Multi-scale representation learning for heterogeneous networks via Hawkes point processes

Abstract

In the field of dynamic heterogeneous network representation learning, current research methods have certain limitations. These limitations are mainly observed in the manual design of meta-paths, the handling of node attribute sparsity, and the fusion of dynamic heterogeneous information. To overcome these challenges, this paper presents a multi-scale representation learning method for heterogeneous networks via Hawkes point processes called MSRL. MSRL models the self-excitation effect among historical events by integrating the Hawkes process and captures the facilitating effect of external structures on event occurrence through a ternary closure process.
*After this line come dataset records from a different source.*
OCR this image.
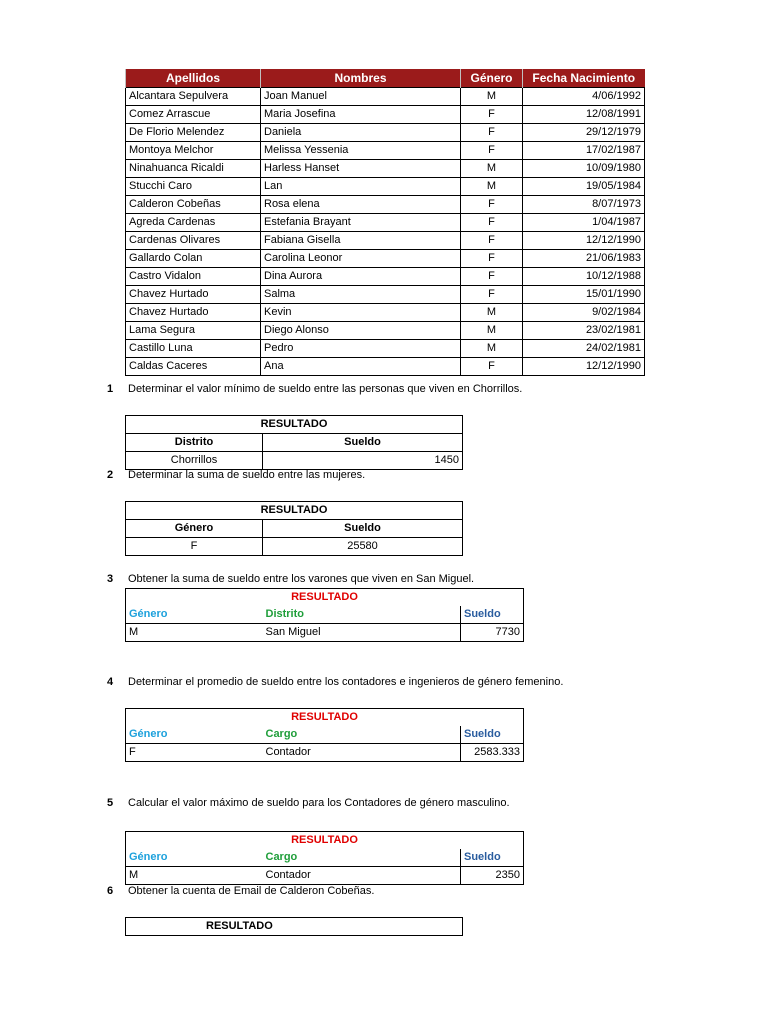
Apellidos	Nombres	Género	Fecha Nacimiento
Alcantara Sepulvera	Joan Manuel	M	4/06/1992
Comez Arrascue	Maria Josefina	F	12/08/1991
De Florio Melendez	Daniela	F	29/12/1979
Montoya Melchor	Melissa Yessenia	F	17/02/1987
Ninahuanca Ricaldi	Harless Hanset	M	10/09/1980
Stucchi Caro	Lan	M	19/05/1984
Calderon Cobeñas	Rosa elena	F	8/07/1973
Agreda Cardenas	Estefania Brayant	F	1/04/1987
Cardenas Olivares	Fabiana Gisella	F	12/12/1990
Gallardo Colan	Carolina Leonor	F	21/06/1983
Castro Vidalon	Dina Aurora	F	10/12/1988
Chavez Hurtado	Salma	F	15/01/1990
Chavez Hurtado	Kevin	M	9/02/1984
Lama Segura	Diego Alonso	M	23/02/1981
Castillo Luna	Pedro	M	24/02/1981
Caldas Caceres	Ana	F	12/12/1990
1 Determinar el valor mínimo de sueldo entre las personas que viven en Chorrillos.
RESULTADO	
Distrito	Sueldo
Chorrillos	1450
2 Determinar la suma de sueldo entre las mujeres.
RESULTADO	
Género	Sueldo
F	25580
3 Obtener la suma de sueldo entre los varones que viven en San Miguel.
RESULTADO		
Género	Distrito	Sueldo
M	San Miguel	7730
4 Determinar el promedio de sueldo entre los contadores e ingenieros de género femenino.
RESULTADO		
Género	Cargo	Sueldo
F	Contador	2583.333
5 Calcular el valor máximo de sueldo para los Contadores de género masculino.
RESULTADO		
Género	Cargo	Sueldo
M	Contador	2350
6 Obtener la cuenta de Email de Calderon Cobeñas.
RESULTADO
This study employs the integration of time series analysis with neighbourhood interaction information to automate the extraction of the node pair representation. The MSRL model treats edges as time-stamped events, which not only captures the temporal dependencies between events, but also addresses the imbalance between different node types and the challenge of information fusion from a multi-granularity perspective. In particular, the model enhances the accurate estimation of the probability of node pairs forming edges by analysing the interactions between node pairs and their neighbours, which significantly improves the accuracy of tasks such as prediction. To validate the effectiveness of the MSRL model, an extensive experimental evaluation is conducted in this paper. The experimental results show that the MSRL model outperforms existing baseline models on several benchmark datasets, demonstrating its significant advantages and potential applications in the field of dynamic heterogeneous network representation learning.